High Bar Squats and Hypertrophy

Tuesday, July 03, 2012

Recently my knees have not been a fan of squats. Even with sleeves on, it's unpredictable. Today I decided to try high bar squatting, and it felt so much better I almost couldn't believe it. To give some context, I did exclusively high bar squats for the first 5-6 months of training, until I got up to around 375x5. I only switched to low bar when I started Juggernaut. It hurts my shoulders, elbows, and knees, and I'm just not going to do it anymore. I don't see the point. I deadlift plenty, my posterior chain is not neglected. If I ever decide to enter a PL meet, I'll do low bar prep work. I'm pretty sure between high bar and deadlifting I won't lose much on that front.

On top of knees, I've had a lot of issues with tendinitis in the elbows and excessively aching shoulders some days, despite doing lots of stability work and maintaining at least a 2:1 pull:push ratio with upper body work. I attribute this to working almost exclusively in the low rep range with 3-5rm weights on some lifts, because I've noticed the more I work in the >6rm range, the better I feel afterward and the following day.

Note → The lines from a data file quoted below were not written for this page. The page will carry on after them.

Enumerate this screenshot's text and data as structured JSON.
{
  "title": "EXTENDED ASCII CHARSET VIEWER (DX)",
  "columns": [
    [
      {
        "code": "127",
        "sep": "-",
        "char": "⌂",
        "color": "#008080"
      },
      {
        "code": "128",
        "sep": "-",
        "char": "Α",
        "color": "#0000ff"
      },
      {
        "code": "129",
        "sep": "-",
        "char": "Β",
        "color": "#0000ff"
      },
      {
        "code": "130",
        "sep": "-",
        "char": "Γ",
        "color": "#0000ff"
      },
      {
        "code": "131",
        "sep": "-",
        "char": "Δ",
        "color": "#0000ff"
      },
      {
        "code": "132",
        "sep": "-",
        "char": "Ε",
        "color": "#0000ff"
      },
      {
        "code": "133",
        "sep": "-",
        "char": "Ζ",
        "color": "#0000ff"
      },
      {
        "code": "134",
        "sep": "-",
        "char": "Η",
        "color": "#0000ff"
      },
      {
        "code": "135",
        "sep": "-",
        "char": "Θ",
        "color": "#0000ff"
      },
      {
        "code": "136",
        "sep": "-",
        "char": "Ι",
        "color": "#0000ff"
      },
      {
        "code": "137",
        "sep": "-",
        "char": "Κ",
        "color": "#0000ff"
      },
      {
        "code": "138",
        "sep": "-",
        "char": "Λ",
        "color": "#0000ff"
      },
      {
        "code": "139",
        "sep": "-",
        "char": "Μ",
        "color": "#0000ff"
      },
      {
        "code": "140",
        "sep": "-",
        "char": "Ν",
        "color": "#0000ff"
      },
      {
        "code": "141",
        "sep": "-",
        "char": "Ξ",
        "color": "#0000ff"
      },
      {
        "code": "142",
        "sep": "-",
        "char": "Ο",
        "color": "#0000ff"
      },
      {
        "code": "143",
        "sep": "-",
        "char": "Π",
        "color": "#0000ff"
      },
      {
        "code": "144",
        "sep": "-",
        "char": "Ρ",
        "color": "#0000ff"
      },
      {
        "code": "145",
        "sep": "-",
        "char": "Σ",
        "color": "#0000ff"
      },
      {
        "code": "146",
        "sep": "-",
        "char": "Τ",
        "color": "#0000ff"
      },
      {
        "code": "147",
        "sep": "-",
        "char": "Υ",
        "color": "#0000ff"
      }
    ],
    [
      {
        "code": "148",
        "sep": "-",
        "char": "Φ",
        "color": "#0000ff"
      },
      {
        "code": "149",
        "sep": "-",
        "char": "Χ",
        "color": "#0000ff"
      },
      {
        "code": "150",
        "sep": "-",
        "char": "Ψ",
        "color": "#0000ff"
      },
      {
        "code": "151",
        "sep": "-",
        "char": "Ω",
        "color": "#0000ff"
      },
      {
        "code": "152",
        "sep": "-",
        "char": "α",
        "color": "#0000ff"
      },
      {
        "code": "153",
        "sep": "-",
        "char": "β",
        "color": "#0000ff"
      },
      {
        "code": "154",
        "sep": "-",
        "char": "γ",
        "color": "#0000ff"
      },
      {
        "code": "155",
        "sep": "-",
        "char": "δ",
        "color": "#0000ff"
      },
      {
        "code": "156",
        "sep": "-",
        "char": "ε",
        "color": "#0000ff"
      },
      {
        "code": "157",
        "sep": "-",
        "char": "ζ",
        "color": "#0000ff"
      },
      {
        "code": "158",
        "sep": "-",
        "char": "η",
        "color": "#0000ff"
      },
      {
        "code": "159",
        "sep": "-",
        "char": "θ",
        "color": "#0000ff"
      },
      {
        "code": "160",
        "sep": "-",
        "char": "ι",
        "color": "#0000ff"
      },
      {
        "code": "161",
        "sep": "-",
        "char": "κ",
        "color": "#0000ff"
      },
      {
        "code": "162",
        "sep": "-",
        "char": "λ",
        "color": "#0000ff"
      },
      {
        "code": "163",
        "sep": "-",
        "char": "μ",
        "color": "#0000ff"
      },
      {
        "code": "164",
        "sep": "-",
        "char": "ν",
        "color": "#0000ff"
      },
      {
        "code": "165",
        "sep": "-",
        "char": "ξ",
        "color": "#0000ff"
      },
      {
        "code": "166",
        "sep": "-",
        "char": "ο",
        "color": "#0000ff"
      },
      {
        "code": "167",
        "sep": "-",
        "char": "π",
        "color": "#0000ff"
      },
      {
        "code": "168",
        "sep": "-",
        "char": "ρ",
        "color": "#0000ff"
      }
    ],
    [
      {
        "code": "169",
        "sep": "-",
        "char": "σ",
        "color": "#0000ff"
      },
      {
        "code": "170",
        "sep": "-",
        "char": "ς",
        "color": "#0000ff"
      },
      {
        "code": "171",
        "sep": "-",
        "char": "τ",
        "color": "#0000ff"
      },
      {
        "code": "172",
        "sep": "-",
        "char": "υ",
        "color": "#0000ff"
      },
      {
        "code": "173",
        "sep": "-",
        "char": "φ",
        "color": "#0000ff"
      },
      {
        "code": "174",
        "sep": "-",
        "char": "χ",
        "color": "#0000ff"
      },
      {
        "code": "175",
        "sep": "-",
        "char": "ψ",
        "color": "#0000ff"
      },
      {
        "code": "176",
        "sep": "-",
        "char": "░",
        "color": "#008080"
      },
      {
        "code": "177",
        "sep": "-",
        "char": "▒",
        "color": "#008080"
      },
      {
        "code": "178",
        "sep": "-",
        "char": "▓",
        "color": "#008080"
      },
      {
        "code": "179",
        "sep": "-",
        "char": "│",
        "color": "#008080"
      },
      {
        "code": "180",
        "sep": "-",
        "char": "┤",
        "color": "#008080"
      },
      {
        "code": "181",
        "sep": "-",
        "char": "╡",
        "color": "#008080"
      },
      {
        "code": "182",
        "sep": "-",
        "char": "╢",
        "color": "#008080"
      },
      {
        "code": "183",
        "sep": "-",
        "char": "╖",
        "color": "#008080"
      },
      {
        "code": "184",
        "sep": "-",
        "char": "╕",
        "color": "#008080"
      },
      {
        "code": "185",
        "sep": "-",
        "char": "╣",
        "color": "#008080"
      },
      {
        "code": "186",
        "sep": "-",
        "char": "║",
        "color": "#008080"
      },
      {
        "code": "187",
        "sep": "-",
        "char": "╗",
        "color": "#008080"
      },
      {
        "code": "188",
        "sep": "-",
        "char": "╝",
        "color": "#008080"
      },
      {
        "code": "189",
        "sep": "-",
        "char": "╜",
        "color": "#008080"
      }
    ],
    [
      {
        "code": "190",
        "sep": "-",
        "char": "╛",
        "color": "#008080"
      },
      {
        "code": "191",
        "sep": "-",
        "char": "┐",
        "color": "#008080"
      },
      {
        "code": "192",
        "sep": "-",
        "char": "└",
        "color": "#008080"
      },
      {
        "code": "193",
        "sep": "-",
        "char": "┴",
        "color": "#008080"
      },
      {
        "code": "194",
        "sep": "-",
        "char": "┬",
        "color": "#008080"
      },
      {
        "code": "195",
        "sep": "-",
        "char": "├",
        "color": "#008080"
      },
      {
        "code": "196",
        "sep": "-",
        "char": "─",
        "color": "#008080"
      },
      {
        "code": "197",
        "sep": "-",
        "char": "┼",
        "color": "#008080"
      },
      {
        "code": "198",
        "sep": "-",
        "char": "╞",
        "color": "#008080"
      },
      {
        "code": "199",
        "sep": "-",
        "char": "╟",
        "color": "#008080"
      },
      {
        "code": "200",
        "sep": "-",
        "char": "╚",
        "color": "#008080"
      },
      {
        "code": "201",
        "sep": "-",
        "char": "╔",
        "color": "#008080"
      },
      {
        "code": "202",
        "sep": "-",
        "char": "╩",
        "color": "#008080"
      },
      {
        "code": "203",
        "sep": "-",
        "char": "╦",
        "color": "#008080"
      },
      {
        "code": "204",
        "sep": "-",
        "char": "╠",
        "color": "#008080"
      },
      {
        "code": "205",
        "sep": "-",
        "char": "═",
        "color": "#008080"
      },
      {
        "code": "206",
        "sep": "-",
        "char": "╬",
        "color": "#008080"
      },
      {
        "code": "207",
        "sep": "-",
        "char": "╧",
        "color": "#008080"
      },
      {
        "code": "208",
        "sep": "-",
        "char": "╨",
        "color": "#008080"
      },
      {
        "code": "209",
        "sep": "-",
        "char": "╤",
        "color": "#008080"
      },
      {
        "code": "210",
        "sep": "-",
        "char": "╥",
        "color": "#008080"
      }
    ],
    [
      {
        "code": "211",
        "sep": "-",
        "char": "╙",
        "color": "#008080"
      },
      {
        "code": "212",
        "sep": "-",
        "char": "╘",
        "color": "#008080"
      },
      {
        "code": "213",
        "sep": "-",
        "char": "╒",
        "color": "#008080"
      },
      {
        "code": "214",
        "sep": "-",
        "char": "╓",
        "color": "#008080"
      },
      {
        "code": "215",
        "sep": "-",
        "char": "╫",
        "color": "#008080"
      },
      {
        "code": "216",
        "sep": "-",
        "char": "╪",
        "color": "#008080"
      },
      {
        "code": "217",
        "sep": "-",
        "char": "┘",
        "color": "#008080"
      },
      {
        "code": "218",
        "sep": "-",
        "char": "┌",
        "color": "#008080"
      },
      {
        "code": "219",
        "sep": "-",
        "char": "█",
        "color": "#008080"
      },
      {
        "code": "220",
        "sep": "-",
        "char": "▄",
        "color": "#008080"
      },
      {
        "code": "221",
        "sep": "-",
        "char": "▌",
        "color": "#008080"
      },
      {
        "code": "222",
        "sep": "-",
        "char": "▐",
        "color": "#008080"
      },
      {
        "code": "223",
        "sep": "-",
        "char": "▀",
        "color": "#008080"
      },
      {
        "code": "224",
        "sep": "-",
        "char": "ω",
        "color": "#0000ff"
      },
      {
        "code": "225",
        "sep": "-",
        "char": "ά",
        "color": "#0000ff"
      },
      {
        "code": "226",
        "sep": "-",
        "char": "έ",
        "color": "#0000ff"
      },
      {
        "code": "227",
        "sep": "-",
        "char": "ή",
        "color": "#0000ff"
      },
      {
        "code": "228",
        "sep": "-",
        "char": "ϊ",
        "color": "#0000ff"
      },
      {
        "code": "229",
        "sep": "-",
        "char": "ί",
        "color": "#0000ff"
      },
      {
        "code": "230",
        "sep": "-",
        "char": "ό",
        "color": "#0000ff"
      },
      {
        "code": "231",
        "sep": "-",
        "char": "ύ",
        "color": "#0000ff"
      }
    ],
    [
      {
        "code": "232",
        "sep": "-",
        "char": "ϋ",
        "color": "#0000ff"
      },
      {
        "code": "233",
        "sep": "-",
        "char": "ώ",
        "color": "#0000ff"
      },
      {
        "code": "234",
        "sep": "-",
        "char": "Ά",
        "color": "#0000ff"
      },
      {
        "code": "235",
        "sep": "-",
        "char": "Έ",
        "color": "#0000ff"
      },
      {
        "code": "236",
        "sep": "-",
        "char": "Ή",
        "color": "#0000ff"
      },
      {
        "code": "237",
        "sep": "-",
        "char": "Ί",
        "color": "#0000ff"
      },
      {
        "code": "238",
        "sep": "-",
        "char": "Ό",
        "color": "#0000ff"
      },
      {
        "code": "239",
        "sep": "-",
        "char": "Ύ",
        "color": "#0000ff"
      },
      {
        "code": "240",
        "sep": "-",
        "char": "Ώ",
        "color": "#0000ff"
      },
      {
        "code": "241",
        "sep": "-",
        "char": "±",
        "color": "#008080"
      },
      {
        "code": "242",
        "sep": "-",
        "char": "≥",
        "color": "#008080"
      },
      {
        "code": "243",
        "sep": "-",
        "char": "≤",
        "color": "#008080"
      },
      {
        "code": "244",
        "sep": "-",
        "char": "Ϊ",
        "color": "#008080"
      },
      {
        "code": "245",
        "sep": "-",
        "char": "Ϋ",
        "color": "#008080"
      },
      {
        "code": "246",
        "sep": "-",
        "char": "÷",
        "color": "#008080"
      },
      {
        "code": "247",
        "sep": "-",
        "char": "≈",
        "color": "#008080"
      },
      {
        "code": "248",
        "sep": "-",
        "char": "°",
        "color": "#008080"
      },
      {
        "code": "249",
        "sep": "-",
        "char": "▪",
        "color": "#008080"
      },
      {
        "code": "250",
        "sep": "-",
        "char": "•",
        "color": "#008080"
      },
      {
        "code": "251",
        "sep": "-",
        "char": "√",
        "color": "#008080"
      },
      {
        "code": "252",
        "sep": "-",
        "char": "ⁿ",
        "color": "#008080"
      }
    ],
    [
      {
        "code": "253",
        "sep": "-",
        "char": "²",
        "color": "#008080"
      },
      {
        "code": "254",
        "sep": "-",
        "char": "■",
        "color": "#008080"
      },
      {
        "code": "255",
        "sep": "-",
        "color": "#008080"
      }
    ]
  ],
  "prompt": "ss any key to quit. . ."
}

I've had it in my mind for a long time that it makes no sense to do nothing but "strength" work when there are so many benefits to hypertrophy, and some recent reading has only cemented this line of thought for me. I'm not sure what my next program will be but I'll be starting something Monday, so I have to decide between now and then - but whatever it is, it's going to include more high rep work, with strength work in the 6-8 rep range instead of the 3-5 rep range. I've no reason to assume I won't make strength gains in those rep ranges, especially since I made great progress on bench and deadlift working in the 8s and 10s wave of Juggernaut.